The finding that barbs on their own did not regrow has implications for A. armata aquaculture. Previous sea-based cultivation of gametophytes in France focused on isolation of barbs only for seeding onto ropes (Seguin et al. 1995; Moigne 1998) but in Tasmania, fragments for seeding need to contain both barb and frond tissue. Given barbs occur every 3–4 cm along branches, fragments for seeding need to be at least ~ 5 cm long to maximise the likelihood of fragments having both barbs and fronds.
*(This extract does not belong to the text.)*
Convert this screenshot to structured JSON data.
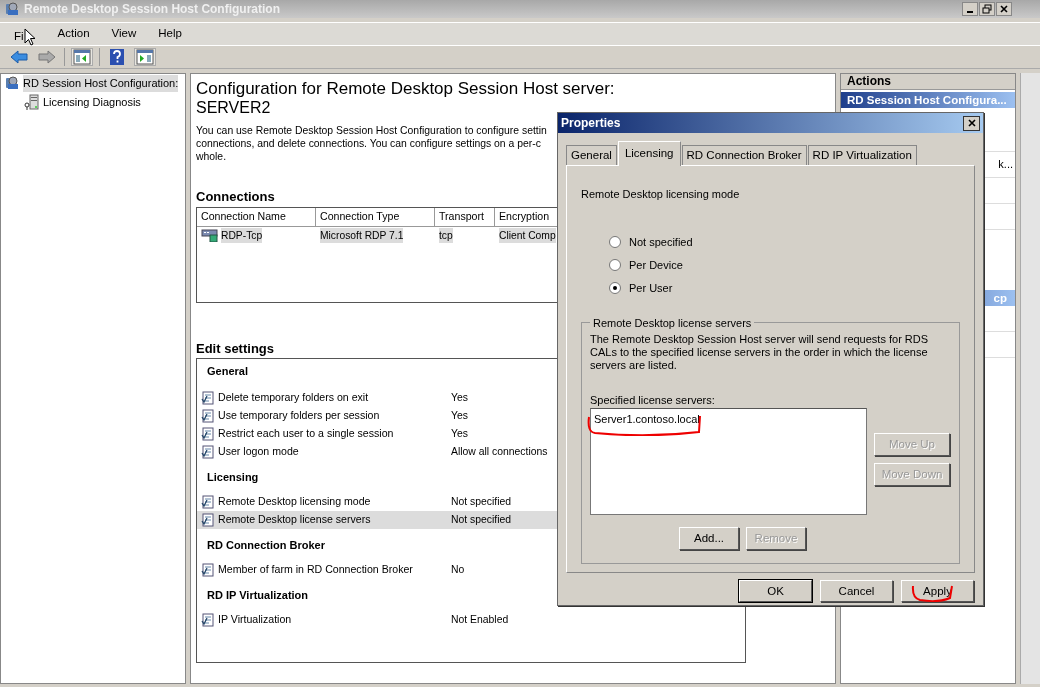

Although A. armata fragments that contain both a barb and a frond could provide an effective strategy for sea-based cultivation, the type of substratum they are attached to is also important. Attachment rates of fragments to mussel rope was approximately double that of the other potential substrata tested. The ‘hairy’ structure of the rope presumably provides a structure that barbs readily hook onto. However, maximising the attachment strength of A. armata fragments once attached to lines is also likely to be critical. We found attachment strength of single barbs was relatively weak and did not increase over two weeks in the lab. This contrasts to fragments of Caulerpa filiformis for which attachment strength to plastic mesh increased over time (Khou et al. 2007). That study also indicated that attachment strength increased with the number of rhizoids per fragment. Given barbs occur every 3–4 cm on thalli, multiple barbs per fragment are likely to provide stronger attachment than a single barb tested here while the longer-term attachment through rhizoidal growth as observed on ropes in cultivation remains to be elucidated.

Conclusion

Fragments containing both a barb for attachment and fronds for growth are required for successful asexual propagation in A. armata gametophytes. The abundance of barbs on thalli and the high rates of attachment to potential cultivation lines highlights this strategy for cultivation is highly achievable and could be automated to be successful at an industrial scale. Nonetheless, cultivating gametophytes from tetraspores released in a hatchery could also be industrialised, as it has for other red algae (Oliveira et al. 2000; Wang et al. 2020). The demand for Asparagopsis is significant (Kelly 2020) and large-scale cultivation of A. armata is required to meet this demand. The farming of Asparagopsis is in its infancy however, the asexual propagation of gametophytes is a readily applied strategy to meet the goal of utilising Asparagopsis as a feed supplement to reduce methane emissions from livestock.